Fu chiamato il direttore in tutta fretta, il quaderno del povero Tobia fu sequestrato, Maurizio, messo a confronto del padre direttore, il quale per amor di giustizia, ma soprattutto per non sentirsi dire che non era stato abbastanza severo perché il reo era suo figlio, applicò il massimo della pena. Due schiaffoni in faccia, dati davanti a tutta la classe e la reclusione in piedi per l’intero orario scolastico, dietro la lavagna, il massimo del ludibrio. Neanche avesse fatto uno strafalcione.

Se esistesse ancora, quello scarabocchio oggi potrebbe fare la sua bella figura esposto in bacheca nello studio di un calligrafo esperto in psicologia infantile, come reperto oggetto di studi e venerato, come una reliquia.

Maurizio decise di rinunciare alla sua prolusione sulle pezze da piedi e cominciò invece il suo discorso, piano, partendo da lì, un reperto proveniente da un’altra civiltà.

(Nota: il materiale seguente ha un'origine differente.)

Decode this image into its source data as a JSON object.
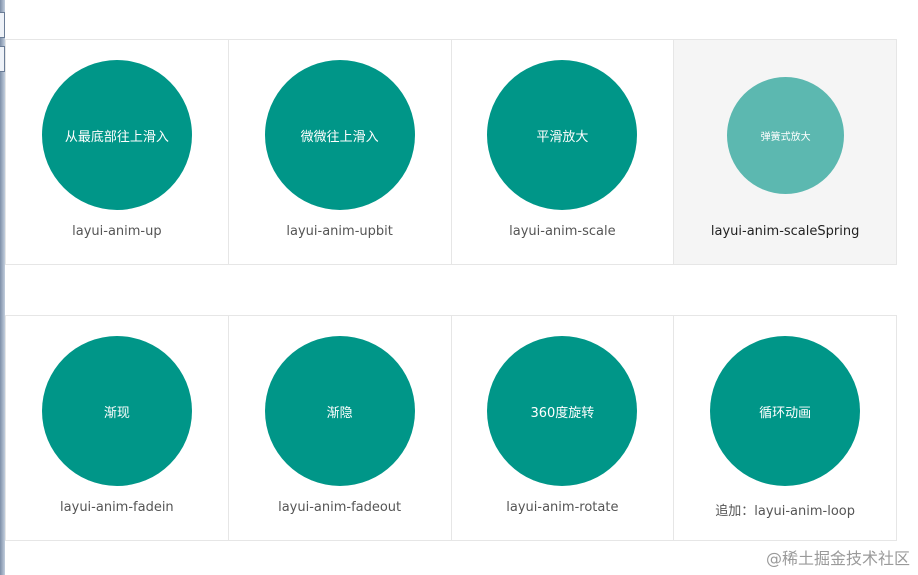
{
  "row1": [
    {
      "text": "从最底部往上滑入",
      "label": "layui-anim-up"
    },
    {
      "text": "微微往上滑入",
      "label": "layui-anim-upbit"
    },
    {
      "text": "平滑放大",
      "label": "layui-anim-scale"
    },
    {
      "text": "弹簧式放大",
      "label": "layui-anim-scaleSpring"
    }
  ],
  "row2": [
    {
      "text": "渐现",
      "label": "layui-anim-fadein"
    },
    {
      "text": "渐隐",
      "label": "layui-anim-fadeout"
    },
    {
      "text": "360度旋转",
      "label": "layui-anim-rotate"
    },
    {
      "text": "循环动画",
      "label": "追加：layui-anim-loop"
    }
  ],
  "watermark": "@稀土掘金技术社区",
  "colors": {
    "accent": "#009688",
    "accent_light": "#5cb8b0",
    "hover_bg": "#f5f5f5",
    "border": "#e6e6e6"
  }
}
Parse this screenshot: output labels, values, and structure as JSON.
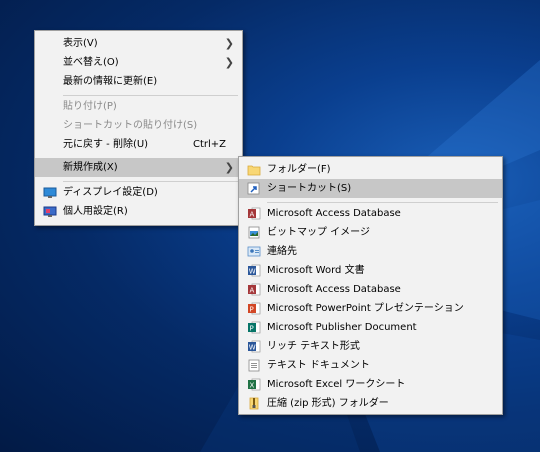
{
  "context_menu": {
    "items": [
      {
        "label": "表示(V)",
        "submenu": true
      },
      {
        "label": "並べ替え(O)",
        "submenu": true
      },
      {
        "label": "最新の情報に更新(E)"
      },
      {
        "label": "貼り付け(P)",
        "disabled": true
      },
      {
        "label": "ショートカットの貼り付け(S)",
        "disabled": true
      },
      {
        "label": "元に戻す - 削除(U)",
        "shortcut": "Ctrl+Z"
      },
      {
        "label": "新規作成(X)",
        "submenu": true,
        "highlighted": true
      },
      {
        "label": "ディスプレイ設定(D)",
        "icon": "display-icon"
      },
      {
        "label": "個人用設定(R)",
        "icon": "personalize-icon"
      }
    ]
  },
  "new_submenu": {
    "items": [
      {
        "label": "フォルダー(F)",
        "icon": "folder-icon"
      },
      {
        "label": "ショートカット(S)",
        "icon": "shortcut-icon",
        "highlighted": true
      },
      {
        "label": "Microsoft Access Database",
        "icon": "access-icon"
      },
      {
        "label": "ビットマップ イメージ",
        "icon": "bitmap-icon"
      },
      {
        "label": "連絡先",
        "icon": "contact-icon"
      },
      {
        "label": "Microsoft Word 文書",
        "icon": "word-icon"
      },
      {
        "label": "Microsoft Access Database",
        "icon": "access-icon"
      },
      {
        "label": "Microsoft PowerPoint プレゼンテーション",
        "icon": "powerpoint-icon"
      },
      {
        "label": "Microsoft Publisher Document",
        "icon": "publisher-icon"
      },
      {
        "label": "リッチ テキスト形式",
        "icon": "rtf-icon"
      },
      {
        "label": "テキスト ドキュメント",
        "icon": "text-document-icon"
      },
      {
        "label": "Microsoft Excel ワークシート",
        "icon": "excel-icon"
      },
      {
        "label": "圧縮 (zip 形式) フォルダー",
        "icon": "zip-folder-icon"
      }
    ]
  },
  "colors": {
    "menu_bg": "#f2f2f2",
    "highlight": "#c7c7c7",
    "disabled_text": "#8a8a8a",
    "desktop": "#0a3f8f"
  }
}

- Oggi si tende a dire, da parte di specialisti della materia - iniziò con tono professorale - che gli scarabocchi aiutano a concentrarsi e quindi sono utili se, per esempio si deve ascoltare una lezione noiosa, in quanto l’accresciuto potere di concentrazione, porta ad una migliore comprensione dei concetti veicolati e alla loro acquisizione.

Quindi liberi lor signori di fare disegni mentre io parlo, più tardi passerò a verificare il risultato, per capire quanta parte di quello che dirò sarà entrata nella vostra testa.

Il discorso che seguì per le verità non fu molto chiaro, né consequenziale, infarcito, come dirà qualcuno, Ottavio e Silvana, per esempio, di parole come “pezze da piedi”, “soldati nella neve”, guazzabugli e strafalcioni, paparazzi e paparoni, e una gran quantità di scarabocchi, disegnati nell’aria, cui nessuno dei presenti seppe dare un significato nemmeno approssimativo.

All’uscita, cosa insolita, Sebastiano fece più incassi con i “forti”, liquori e distillati ad alta gradazione, che con le altre bevande. Fortuna che era di sera e nessuno ci fece caso.